Torino’nun oyun tarzı ve kimliğinde diğer İtalyan takımlarında olmayan özel bir şey vardı. İtalyan Milli Takımı’yla 34 ve 38 Dünya Kupalarını kazanan Vittorio Pozzo, takımına ‘Metodo‘ adı verilen düzende oynatıyordu. Novo’lu Torino’da İlk yıllarda Pozzo’nun İtalya’sından ilham alınsa da ilerleyen yıllarda İngiliz futbol adamı Herbert Chapman’dan uyarlanan ‘Sistema‘ düzenine geçilecekti. Pozzo’nun Metodo‘su daha defansif, Sistema ise Metodo‘ya göre daha dinamik ve dengeliydi. Doğru oyuncular kullanılırsa; baskın bir taktik haline gelebilirdi.

Tam da Novo’nun istediği şartlar olgunlaşırken 2. Dünya savaşı patlak verdi, 1943-44 ve 1944-45 sezonlarında lige savaş nedeniyle 2 yıl ara verildi. 1945-46 sezonu İtalya Serie A kuzey ve güney olmak üzere iki gruba ayrıldı. Gruplarında ilk üç sırayı alan takımlar final turu oynuyorlardı. Torino, 2 yıllık araya ve savaşa rağmen hiçbir şey olmamış gibi oynamaya devam ediyordu.
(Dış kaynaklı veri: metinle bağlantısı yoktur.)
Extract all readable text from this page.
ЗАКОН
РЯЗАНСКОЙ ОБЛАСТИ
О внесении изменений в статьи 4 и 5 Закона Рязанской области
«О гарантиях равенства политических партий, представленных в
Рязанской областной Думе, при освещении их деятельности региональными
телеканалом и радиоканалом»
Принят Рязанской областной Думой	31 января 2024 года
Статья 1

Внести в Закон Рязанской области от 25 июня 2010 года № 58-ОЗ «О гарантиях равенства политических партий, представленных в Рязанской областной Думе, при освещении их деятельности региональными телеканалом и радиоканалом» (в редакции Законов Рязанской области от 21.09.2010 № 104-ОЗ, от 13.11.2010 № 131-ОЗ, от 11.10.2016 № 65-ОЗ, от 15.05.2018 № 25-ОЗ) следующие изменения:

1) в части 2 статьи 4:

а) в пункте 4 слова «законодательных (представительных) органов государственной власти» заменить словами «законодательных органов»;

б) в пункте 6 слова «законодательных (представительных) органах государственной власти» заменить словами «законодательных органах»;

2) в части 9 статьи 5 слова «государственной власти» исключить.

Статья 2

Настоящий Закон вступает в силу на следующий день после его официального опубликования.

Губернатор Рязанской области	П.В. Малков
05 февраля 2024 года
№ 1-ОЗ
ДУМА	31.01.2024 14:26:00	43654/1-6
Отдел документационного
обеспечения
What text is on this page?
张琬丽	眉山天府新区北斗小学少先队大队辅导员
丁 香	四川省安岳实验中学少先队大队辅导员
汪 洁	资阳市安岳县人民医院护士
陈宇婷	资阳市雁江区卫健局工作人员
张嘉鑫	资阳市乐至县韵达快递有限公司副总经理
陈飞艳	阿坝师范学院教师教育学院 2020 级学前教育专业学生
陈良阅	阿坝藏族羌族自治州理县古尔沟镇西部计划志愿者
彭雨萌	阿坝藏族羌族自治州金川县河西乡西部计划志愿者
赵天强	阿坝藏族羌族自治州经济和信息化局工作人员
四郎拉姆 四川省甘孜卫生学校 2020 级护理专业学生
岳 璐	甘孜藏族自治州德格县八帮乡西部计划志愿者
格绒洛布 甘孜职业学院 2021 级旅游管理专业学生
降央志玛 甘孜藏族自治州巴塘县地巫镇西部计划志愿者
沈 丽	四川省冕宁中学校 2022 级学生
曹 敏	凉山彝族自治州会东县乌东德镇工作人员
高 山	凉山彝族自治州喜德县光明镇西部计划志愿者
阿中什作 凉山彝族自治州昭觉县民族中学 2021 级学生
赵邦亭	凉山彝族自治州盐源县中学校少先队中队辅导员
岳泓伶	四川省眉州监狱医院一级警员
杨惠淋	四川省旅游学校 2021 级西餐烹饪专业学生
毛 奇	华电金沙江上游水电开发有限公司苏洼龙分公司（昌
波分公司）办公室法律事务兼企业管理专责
Sezon sonunda Inter’i geçerek 42 puan ve 65 golle şampiyon oldular. 1946-47 sezonunda ise sezonu ezeli rakipleri Juventus’un 10 puan önünde şampiyon oldular. Juventus, o zamanlar İtalya’nın en büyük kulübü olarak görülüyordu. Ancak bu Torino takımı insanların kafasında Juve mi? Torino mu? ikilemi yaratmaya başlamıştı. Hem İtalya Milli Takımı’nın belkemiği oluşturmuşlar (Öyle ki 1947 yılında oynanan Macaristan-İtalya maçında İtalya ilk 11’inde 10 Torinolu oyuncu vardı) hem de İtalya Ligi’ni domine etmeye başlamışlardı. Başkan Novo mutluydu. Onun istediği Torino oluşmuştu. Taraftarlar ‘Il Grande Torino’ övgüsünü kullanmaya başlamışlardı. 2 sezondur Luigi Ferrero’yla çalışan takım, 1947-48 sezonu için eski futbolcusu ve eski yardımcı antrenörü Mario Sperone’yi göreve getirdi.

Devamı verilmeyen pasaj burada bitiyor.